Society’s position: The Society is concerned with any provision that would remove the oversight from those who have been elected to do so — especially when the expressed goal is to enact Medicare cuts annually. The Society is also concerned that the Medicare panel would not have the expertise required to make those kinds of decisions.

Comparative Effectiveness Research
Provision: This provision includes the details of the Patient-centered Outcomes Research Act which will set up a non-profit comparative effectiveness research institute governed by a multi-stakeholder board appointed by the Comptroller General. This institute would be funded at $600 million per year and include safeguards to prohibit HHS from using the research to ration care.

Society’s position: The Society supports this provision if it includes all the details from the Patient-Centered Outcomes Research Act.

Physician Financial Relationship with Industry
Provision: Device, Drug, biological firms would be required to report any payments or transfers of value that are made to a physician or teaching hospital by posting on a government website. This mirrors the Physician Payments Sunshine Act of 2009 which was reintroduced by Senators Charles Grassley (R-IA) and Herb Kohl (D-WI) on January 22, 2009. The provision would not pre-empt any state or local laws that go beyond the scope of this federal requirement.

Society’s position:The Society supports this provision — we believe that while relationships between physicians and industry are an important component of advancing medical technologies and improving patient care, uniform procedures for transparent disclosure must be in place to minimize confusion and misrepresentation. However, the Society would like to include a provision that provides physicians with the ability to correct inaccuracies in their report and provide background information on their relationships with industry prior to the public release of this information. The Society believes that uniform procedures for transparent disclosures will minimize confusion and misrepresentation and would prefer that federal law pre-empt state laws.

Payment Bundling Pilot
Provision: This provision would direct CMS to develop a voluntary pilot program encouraging hospital, doctors and post acute care providers to achieve savings by making the most efficient use of global payments for episodes of care. This would essentially be an expansion and extension of the Medicare Acute Care Episode Demonstration project, which would permit hospital-physician gainsharing.

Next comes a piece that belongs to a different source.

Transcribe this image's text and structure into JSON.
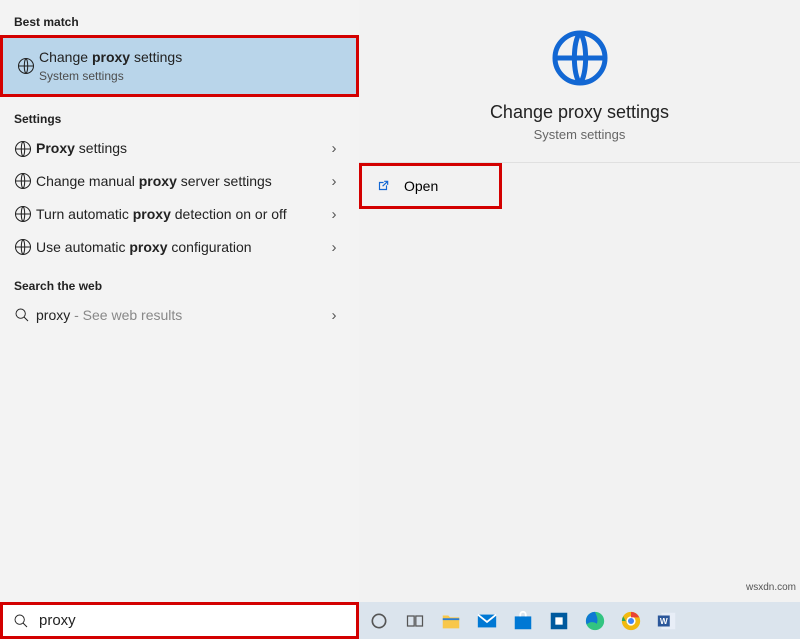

Society’s position: The Heart Rhythm Society supports more efficient use of resources as long patient access to quality care is not compromised and is encouraged that potential bundled payments will first be pilot tested. Gainsharing arrangements if properly structured to measure the effects of quality improvement and outcomes may be useful, but gainsharing models or similar arrangements that focus on product standardization that could detrimentally limit or deny physicians the opportunity to select and utilize appropriate devices and supplies for particular patient cases are concerning.

Imaging-Use Rate Assumption Reform
Provision: The measure would increase the utilization rate for calculating payment for advance imaging equipment from 50 percent to 75 percent over four years.

Society’s position: The Society opposes this proposal. We are concerned that the decision is based on the absence of accurate empirical data. The Society would prefer a proposal directing CMS to work with physician organizations to conduct an accurate survey of equipment usage. If a valid, current survey demonstrates that the current equipment use rate diverges from actual use rates, a more accurate rate could then be transitioned into Medicare payment over a four-year period.